O jantar estava realmente ótimo, uma vez que eu acabara comendo para tentar aproveitar o resto da noite, que não parecia de todo perdida. Dan se ofereceu para retirar a mesa, parecendo quase arrependido pela maneira com que recebera a minha surpresa. Enquanto comíamos, não trocamos muito palavras, mas pelo menos não discutimos nem nos machucamos, como era de costume quando conversávamos.

Distraída, contemplando a mesa de jantar já vazia, me assusto com o som dos fogos de artifício que prenunciam o Natal. Corro para abrir a janela e me surpreendo por os habitantes dessa pequena cidade terem esse costume, todavia logo meus pensamentos se esvaem enquanto me maravilho com a dança das cores no céu negro e estrelado, em suas diversas formas, alcançando alturas variadas.

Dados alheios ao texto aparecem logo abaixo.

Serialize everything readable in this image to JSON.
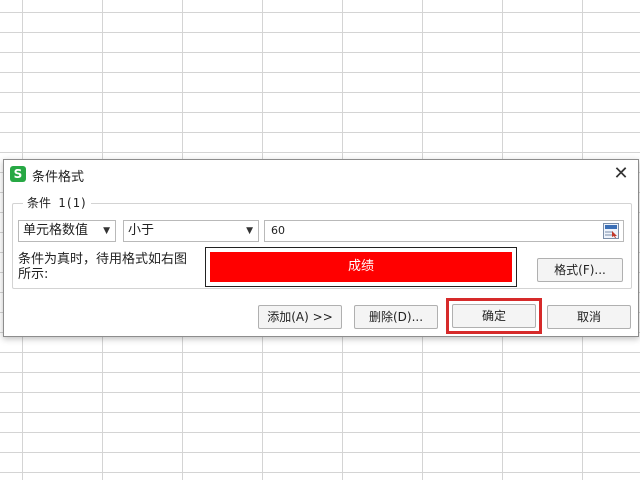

Um espetáculo criado pelos homens tentando imitar a beleza das estrelas cadentes, com raios de luzes multicoloridas se espalhando pelo céu, e caindo como uma chuva de prata em direção ao solo. Os sons dos estouros não mais me assustam e me percebo lembrando meus pais, desejando que eles não me recriminem por nunca ter tido tanta vontade de viver. 

Dan parece sem jeito quando se aproxima da janela para vê-los, e sorrio para que ele se aproxime. No entanto, ele permanece numa distância segura, com a expressão séria, observando o céu. Sua expressão não demonstra emoção, na verdade, parecendo estar com a mente distante. E eu me entristeço por ele não conseguir enxergar a beleza desse momento.

Infelizmente Dan vira apenas o lado triste e desagradável da vida, sob as lentes escuras e distorcidas da morte. Só imaginar tudo pelo qual ele já passara faz meu coração se encolher dolorosamente em meu peito, e talvez a minha missão, se eu ainda tenho alguma, seja fazê-lo ver e sentir a beleza.

__É lindo, não? __Começo sem receber resposta, a qual eu não esperava, apenas desejando interromper seus pensamentos sombrios. Os fogos de artifício já diminuem sua freqüência, entretanto agora são os mais bonitos que voando alto atingem o céu como um clarão se espalhando por ele e colorindo-o diversas vezes.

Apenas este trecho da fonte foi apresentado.